Introducing Grazer: Our Open Sourced Algorithm Engine
At their code, Bluesky is building their platform, and the ATProto it rides on top of, to be a billionaire proof ecosystem. To do that, it means having a rock solid commitment to open sourcing significant portions of the work, and radically decentralizing and delegating power to users. We think they're on to something great here, and believe that to build a more sustainable, less enshittified social web, these commitments have to reverberate through the rest of the ecosystem.
To that end, we're excited to open source Grazer, the core intellectual output we've been working on at Graze.

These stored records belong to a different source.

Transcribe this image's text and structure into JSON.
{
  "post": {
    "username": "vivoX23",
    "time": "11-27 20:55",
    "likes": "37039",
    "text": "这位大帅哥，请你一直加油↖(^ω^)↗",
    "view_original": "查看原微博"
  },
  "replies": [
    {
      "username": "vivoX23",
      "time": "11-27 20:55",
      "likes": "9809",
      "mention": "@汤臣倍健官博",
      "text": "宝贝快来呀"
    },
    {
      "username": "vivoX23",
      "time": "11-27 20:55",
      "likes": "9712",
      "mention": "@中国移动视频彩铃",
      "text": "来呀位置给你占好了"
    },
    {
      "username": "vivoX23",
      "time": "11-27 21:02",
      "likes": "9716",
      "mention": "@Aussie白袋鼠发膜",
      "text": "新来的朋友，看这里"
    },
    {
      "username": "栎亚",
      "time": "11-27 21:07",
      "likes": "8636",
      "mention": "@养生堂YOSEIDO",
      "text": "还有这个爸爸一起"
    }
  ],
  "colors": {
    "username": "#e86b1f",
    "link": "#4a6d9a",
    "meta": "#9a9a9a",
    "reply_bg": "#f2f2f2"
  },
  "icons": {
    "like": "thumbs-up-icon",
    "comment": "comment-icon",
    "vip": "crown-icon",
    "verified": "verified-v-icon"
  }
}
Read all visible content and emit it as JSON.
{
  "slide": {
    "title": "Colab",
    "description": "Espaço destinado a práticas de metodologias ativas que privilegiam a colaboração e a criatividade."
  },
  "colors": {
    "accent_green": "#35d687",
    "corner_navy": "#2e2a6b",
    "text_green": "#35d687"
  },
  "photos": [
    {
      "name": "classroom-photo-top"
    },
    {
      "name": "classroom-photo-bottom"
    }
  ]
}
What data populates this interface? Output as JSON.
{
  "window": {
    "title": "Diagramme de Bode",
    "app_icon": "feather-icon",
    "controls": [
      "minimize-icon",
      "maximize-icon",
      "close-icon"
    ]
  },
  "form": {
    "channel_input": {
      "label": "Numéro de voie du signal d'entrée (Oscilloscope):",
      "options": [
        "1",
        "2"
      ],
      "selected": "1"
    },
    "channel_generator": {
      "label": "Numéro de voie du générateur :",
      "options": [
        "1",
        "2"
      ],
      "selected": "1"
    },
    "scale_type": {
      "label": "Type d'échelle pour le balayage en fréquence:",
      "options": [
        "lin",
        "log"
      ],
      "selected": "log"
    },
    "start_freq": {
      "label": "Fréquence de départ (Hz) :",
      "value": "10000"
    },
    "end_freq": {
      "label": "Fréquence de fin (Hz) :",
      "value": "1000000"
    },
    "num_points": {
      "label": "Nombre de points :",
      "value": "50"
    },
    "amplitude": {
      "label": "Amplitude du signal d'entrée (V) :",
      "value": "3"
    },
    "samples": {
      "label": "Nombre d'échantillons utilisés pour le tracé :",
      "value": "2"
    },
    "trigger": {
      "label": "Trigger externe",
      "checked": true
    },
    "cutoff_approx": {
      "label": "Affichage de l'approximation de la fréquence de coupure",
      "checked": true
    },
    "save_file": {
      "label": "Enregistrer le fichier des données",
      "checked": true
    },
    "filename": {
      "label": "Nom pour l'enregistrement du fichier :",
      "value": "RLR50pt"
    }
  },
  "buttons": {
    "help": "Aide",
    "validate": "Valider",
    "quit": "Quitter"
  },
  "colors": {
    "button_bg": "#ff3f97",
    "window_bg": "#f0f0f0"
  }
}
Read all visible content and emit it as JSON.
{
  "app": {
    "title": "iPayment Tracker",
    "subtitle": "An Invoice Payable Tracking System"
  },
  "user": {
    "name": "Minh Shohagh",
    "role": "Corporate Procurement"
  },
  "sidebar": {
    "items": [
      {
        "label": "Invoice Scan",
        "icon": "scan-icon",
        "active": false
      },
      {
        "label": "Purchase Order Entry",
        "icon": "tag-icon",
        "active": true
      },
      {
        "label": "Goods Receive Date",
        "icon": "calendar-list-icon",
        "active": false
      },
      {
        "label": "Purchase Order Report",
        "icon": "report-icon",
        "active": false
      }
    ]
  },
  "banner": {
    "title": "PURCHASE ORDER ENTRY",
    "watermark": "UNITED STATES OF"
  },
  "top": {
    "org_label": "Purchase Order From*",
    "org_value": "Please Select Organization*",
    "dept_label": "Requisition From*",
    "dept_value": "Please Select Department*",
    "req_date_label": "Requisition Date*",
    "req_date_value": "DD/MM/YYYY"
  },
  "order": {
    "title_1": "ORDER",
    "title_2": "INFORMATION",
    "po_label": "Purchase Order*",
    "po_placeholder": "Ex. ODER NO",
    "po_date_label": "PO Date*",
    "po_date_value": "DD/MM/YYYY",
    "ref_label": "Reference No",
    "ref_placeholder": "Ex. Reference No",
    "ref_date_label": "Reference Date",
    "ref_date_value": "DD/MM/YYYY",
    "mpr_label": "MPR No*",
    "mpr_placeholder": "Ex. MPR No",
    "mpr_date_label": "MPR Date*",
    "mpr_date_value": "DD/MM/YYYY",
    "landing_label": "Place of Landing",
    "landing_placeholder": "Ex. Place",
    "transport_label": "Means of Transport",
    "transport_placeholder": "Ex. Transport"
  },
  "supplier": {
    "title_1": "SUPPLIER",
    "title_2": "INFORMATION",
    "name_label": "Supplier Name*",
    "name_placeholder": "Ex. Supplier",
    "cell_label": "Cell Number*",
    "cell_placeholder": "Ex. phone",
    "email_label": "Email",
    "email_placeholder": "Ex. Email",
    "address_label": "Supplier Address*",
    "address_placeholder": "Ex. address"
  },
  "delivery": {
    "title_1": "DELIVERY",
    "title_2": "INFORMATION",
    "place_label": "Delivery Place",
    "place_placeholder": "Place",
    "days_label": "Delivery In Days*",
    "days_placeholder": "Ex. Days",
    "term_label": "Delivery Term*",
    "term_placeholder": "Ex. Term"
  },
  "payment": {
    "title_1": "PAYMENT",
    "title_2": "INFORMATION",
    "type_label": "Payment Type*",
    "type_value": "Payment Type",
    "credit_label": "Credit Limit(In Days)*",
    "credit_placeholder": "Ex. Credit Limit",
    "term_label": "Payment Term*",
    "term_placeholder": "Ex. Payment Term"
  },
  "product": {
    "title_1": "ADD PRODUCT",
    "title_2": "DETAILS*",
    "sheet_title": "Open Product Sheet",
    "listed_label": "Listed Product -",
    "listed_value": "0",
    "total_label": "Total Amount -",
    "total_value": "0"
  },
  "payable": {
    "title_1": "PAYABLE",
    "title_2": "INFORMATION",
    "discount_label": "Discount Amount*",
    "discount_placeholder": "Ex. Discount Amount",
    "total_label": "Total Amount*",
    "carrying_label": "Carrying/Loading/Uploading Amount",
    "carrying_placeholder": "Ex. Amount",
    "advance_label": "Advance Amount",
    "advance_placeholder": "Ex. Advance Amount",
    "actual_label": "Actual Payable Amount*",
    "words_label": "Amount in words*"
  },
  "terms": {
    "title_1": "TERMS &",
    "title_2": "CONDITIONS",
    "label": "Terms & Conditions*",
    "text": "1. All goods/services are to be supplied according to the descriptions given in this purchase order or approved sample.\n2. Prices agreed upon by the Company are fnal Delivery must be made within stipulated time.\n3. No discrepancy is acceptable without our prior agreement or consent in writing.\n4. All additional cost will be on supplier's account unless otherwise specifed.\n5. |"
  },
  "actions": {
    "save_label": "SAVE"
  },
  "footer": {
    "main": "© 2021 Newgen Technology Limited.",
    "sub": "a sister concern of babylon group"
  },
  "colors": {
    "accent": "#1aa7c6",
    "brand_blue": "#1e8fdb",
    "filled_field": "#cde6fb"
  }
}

Grazer is a Python/Ray based distributed system for ingesting the jetstream as input, pulling a set of algorithm manifests from a known Redis key (although our intent is for individual practitioners to modify that portion to fit their own needs), then colliding them against the jetstream batch as quickly as possible.
Algorithms in Graze can be any combination of CPU (e.g. regex), GPU (e.g. ML inference), or IO heavy (i.e. external lists of users from starter packs). These costs can, by definition, occur at any time during execution, so being able to fan out to dedicated lanes for these loads is essential. In our Ray folder, we delegate dedicated lanes for specific CPU, GPU, and IO heavy operations (and expect to continue in that direction as we continue to develop the work).
Additionally, we can often detect situations in which any further execution for a given algorithm for a given record would be needless (as it's already a clearly rejected case within a particular clause), so being able to quit processing early on such records is vitally important. Our LogicEvaluator describes that process as well as general sense-making of Algorithm Manifests
Another perhaps generally useful tool is our backfilling strategy based off the Jetstream. Currently you can't go backwards in the Jetstream, so we run a process of scanning small portions of the Jetstream records, selecting matches, then reversing them to return a backwards-calculating pubsub of content for a given algorithm.
We'll certainly keep iterating on our core engine, but wanted to give it some sunlight as quickly as was reasonable. We look forward to working with the community to build a great core engine we can *all* use for algorithmic filtering into the future!